Técnico renuncia cargo após condenação por crime sexual voltar à tona; caso ocorreu em 1987, na Suíça

Estupro é crime, em 1987 e em 2023. Mas em 87 a população parecia cagar para questões de assédios sexuais e para as causas das mulheres. Hoje cagamos um tiquinho menos. E é esse tiquinho menos que, às vezes, faz com que reparações aconteçam, como no episódio da saída do técnico Cuca do Corinthians, após forte pressão da torcida, da população e da imprensa. Cuca foi condenado pela justiça da Suíça, em 1989, por crime sexual contra uma garota de 13 anos, dois anos antes, quando fazia excursão pela Europa com o elenco do Grêmio. Ele era o camisa 8 do time.

À época, o caso foi tratado pela imprensa como notícia, apenas. Alguns jornais da época publicaram opiniões que colocavam a versão da vítima em dúvida e davam conta de que situações como aquela eram comuns quando times brasileiros viajam para fora. Uma forma de tentar minimizar os fatos. Os anos passaram e o caso foi esmagado por outros assuntos, caindo praticamente em esquecimento, sendo relembrado em 2017 com a quase recontratação que o Santos fazia do ex-jogador Robinho, também condenado por estupro fora do Brasil. A torcida santista, a população e a imprensa, desta vez, pressionaram. O contrato com o jogador não foi efetivado. Mas Cuca assumiu como técnico.

Antes do Santos, Cuca já havia comandado São Paulo, Palmeiras, Atlético Mineiro, Cruzeiro, Fluminense, Botafogo, Flamengo e Goiás, entre outros. Como atleta, além do Grêmio, jogou pela Portuguesa, Santos, Juventude, Internacional e Chapecoense. Tudo isso depois de ter estuprado uma menina de 13 anos e ter sido condenado pelo ato. Nenhuma torcida questionou, nenhum movimento foi realizado e, tampouco, houve empenho da imprensa para voltar no caso ocorrido em 1986. Foi em 2023, agorinha, quando o técnico foi contratado para trabalhar no Corinthians, que parece ter havido uma exploração maior sobre o passado de Cuca.

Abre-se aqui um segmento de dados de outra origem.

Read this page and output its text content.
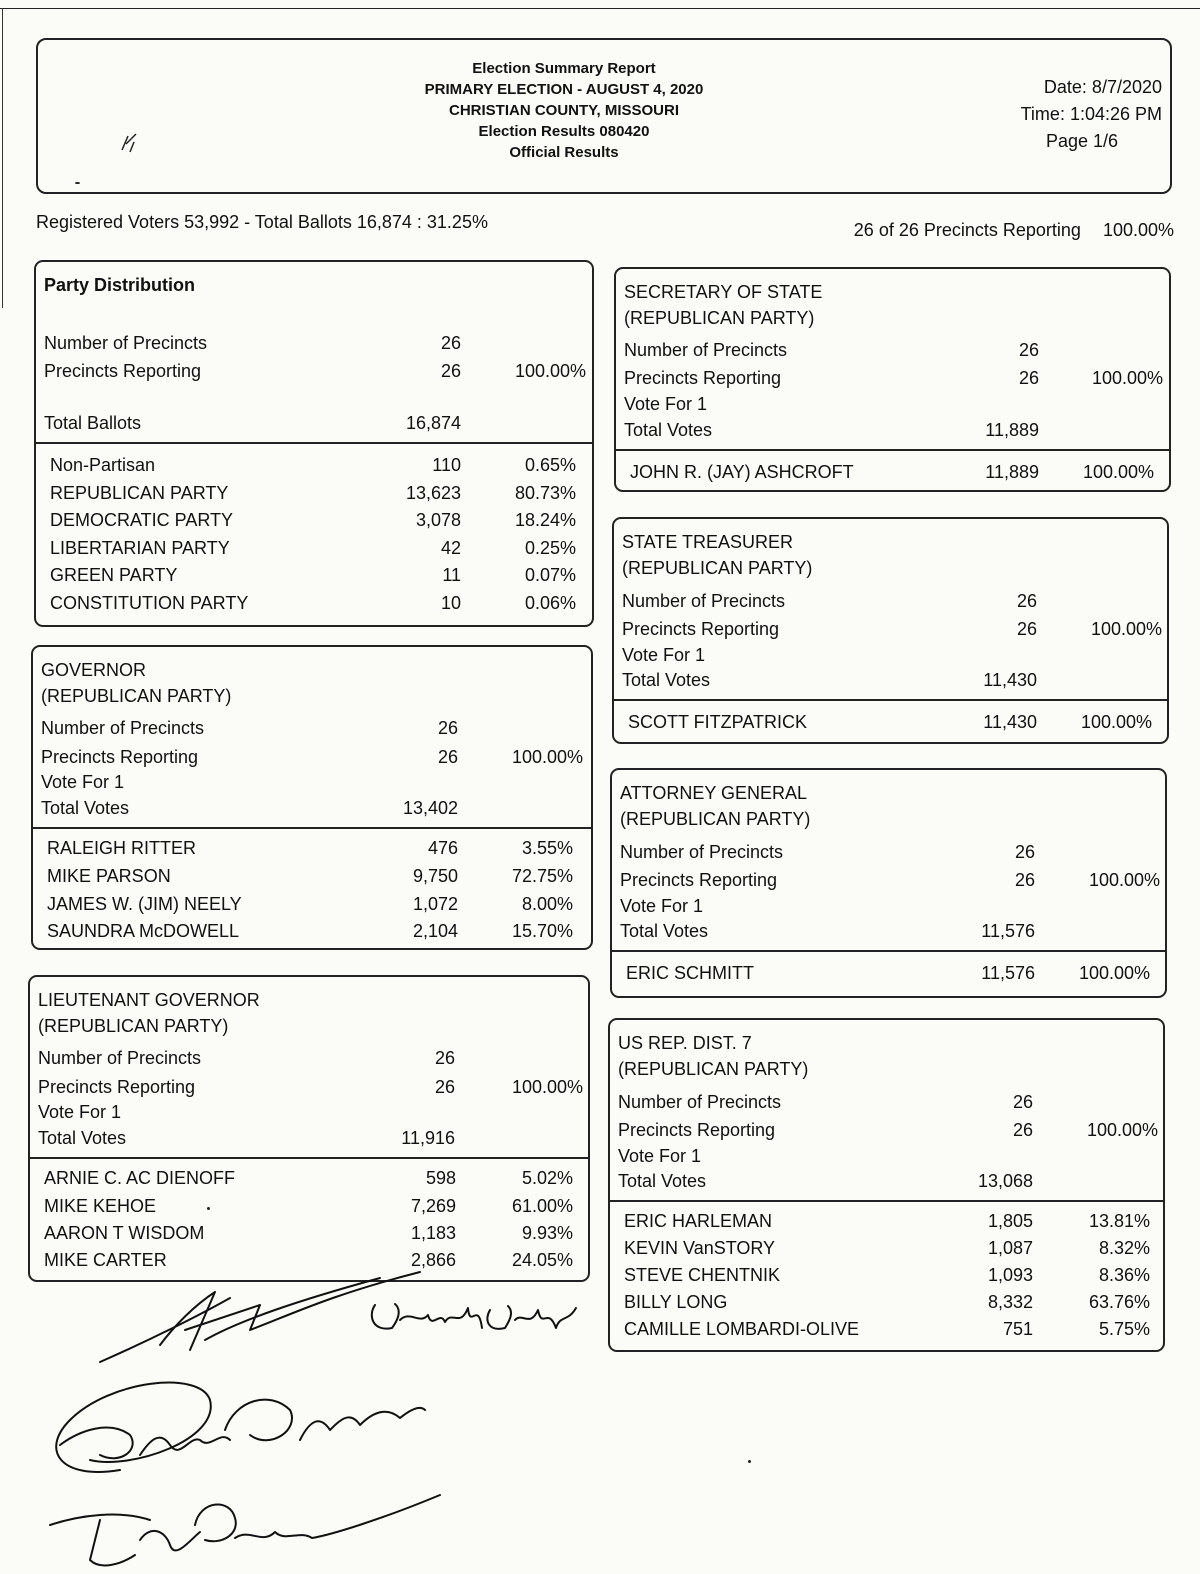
Election Summary Report
PRIMARY ELECTION - AUGUST 4, 2020
CHRISTIAN COUNTY, MISSOURI
Election Results 080420
Official Results
Date: 8/7/2020
Time: 1:04:26 PM
Page 1/6
Registered Voters 53,992 - Total Ballots 16,874 : 31.25%	26 of 26 Precincts Reporting 100.00%
Party Distribution
Number of Precincts	26
Precincts Reporting	26	100.00%
Total Ballots	16,874
Non-Partisan	110	0.65%
REPUBLICAN PARTY	13,623	80.73%
DEMOCRATIC PARTY	3,078	18.24%
LIBERTARIAN PARTY	42	0.25%
GREEN PARTY	11	0.07%
CONSTITUTION PARTY	10	0.06%
GOVERNOR
(REPUBLICAN PARTY)
Number of Precincts	26
Precincts Reporting	26	100.00%
Vote For 1
Total Votes	13,402
RALEIGH RITTER	476	3.55%
MIKE PARSON	9,750	72.75%
JAMES W. (JIM) NEELY	1,072	8.00%
SAUNDRA McDOWELL	2,104	15.70%
LIEUTENANT GOVERNOR
(REPUBLICAN PARTY)
Number of Precincts	26
Precincts Reporting	26	100.00%
Vote For 1
Total Votes	11,916
ARNIE C. AC DIENOFF	598	5.02%
MIKE KEHOE	7,269	61.00%
AARON T WISDOM	1,183	9.93%
MIKE CARTER	2,866	24.05%
SECRETARY OF STATE
(REPUBLICAN PARTY)
Number of Precincts	26
Precincts Reporting	26	100.00%
Vote For 1
Total Votes	11,889
JOHN R. (JAY) ASHCROFT	11,889	100.00%
STATE TREASURER
(REPUBLICAN PARTY)
Number of Precincts	26
Precincts Reporting	26	100.00%
Vote For 1
Total Votes	11,430
SCOTT FITZPATRICK	11,430	100.00%
ATTORNEY GENERAL
(REPUBLICAN PARTY)
Number of Precincts	26
Precincts Reporting	26	100.00%
Vote For 1
Total Votes	11,576
ERIC SCHMITT	11,576	100.00%
US REP. DIST. 7
(REPUBLICAN PARTY)
Number of Precincts	26
Precincts Reporting	26	100.00%
Vote For 1
Total Votes	13,068
ERIC HARLEMAN	1,805	13.81%
KEVIN VanSTORY	1,087	8.32%
STEVE CHENTNIK	1,093	8.36%
BILLY LONG	8,332	63.76%
CAMILLE LOMBARDI-OLIVE	751	5.75%
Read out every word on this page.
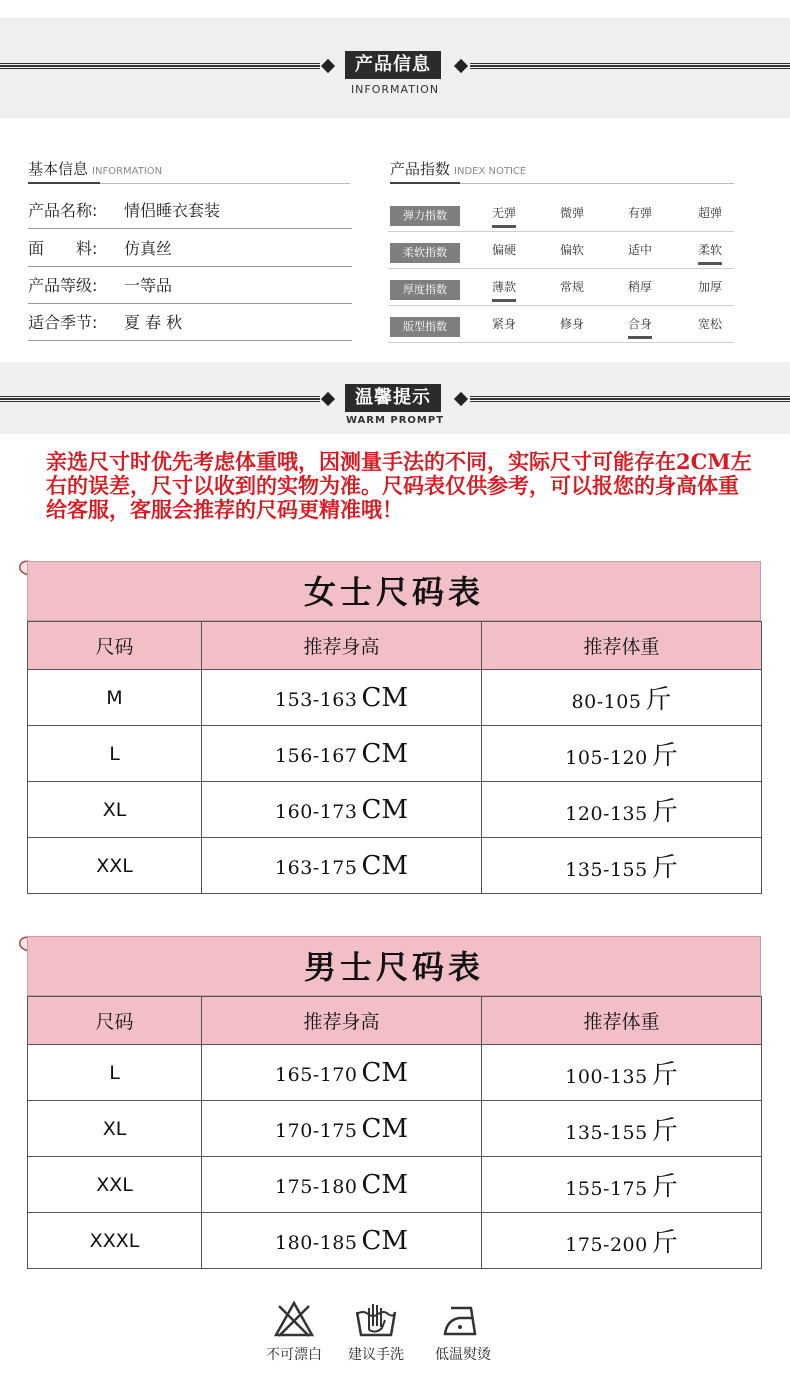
产品信息
INFORMATION
基本信息 INFORMATION
产品名称: 情侣睡衣套装
面　　料: 仿真丝
产品等级: 一等品
适合季节: 夏 春 秋
产品指数 INDEX NOTICE
弹力指数	无弹	微弹	有弹	超弹
柔软指数	偏硬	偏软	适中	柔软
厚度指数	薄款	常规	稍厚	加厚
版型指数	紧身	修身	合身	宽松
温馨提示
WARM PROMPT
亲选尺寸时优先考虑体重哦，因测量手法的不同，实际尺寸可能存在2CM左右的误差，尺寸以收到的实物为准。尺码表仅供参考，可以报您的身高体重给客服，客服会推荐的尺码更精准哦！
女士尺码表
尺码	推荐身高	推荐体重
M	153-163 CM	80-105 斤
L	156-167 CM	105-120 斤
XL	160-173 CM	120-135 斤
XXL	163-175 CM	135-155 斤
男士尺码表
尺码	推荐身高	推荐体重
L	165-170 CM	100-135 斤
XL	170-175 CM	135-155 斤
XXL	175-180 CM	155-175 斤
XXXL	180-185 CM	175-200 斤
不可漂白	建议手洗	低温熨烫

O que pode fazer sentido para explicar tal reação é justamente a transformação da sociedade, de 1987 até 2023. Os passos foram e têm sido curtos, mas talvez tenhamos caminhado adiante, evoluído um pouco. Resistir a essa transformação, mesmo que sem má intenção – ou sem entender porra nenhuma -, é uma forma de minimizar o ocorrido, como fez uma parcela da imprensa na ocasião, e como continuamos fazendo até pouquíssimo tempo atrás. E o Cuca, nessa história, é só um exemplo daquilo que, hoje, a sociedade não tem mais tolerância.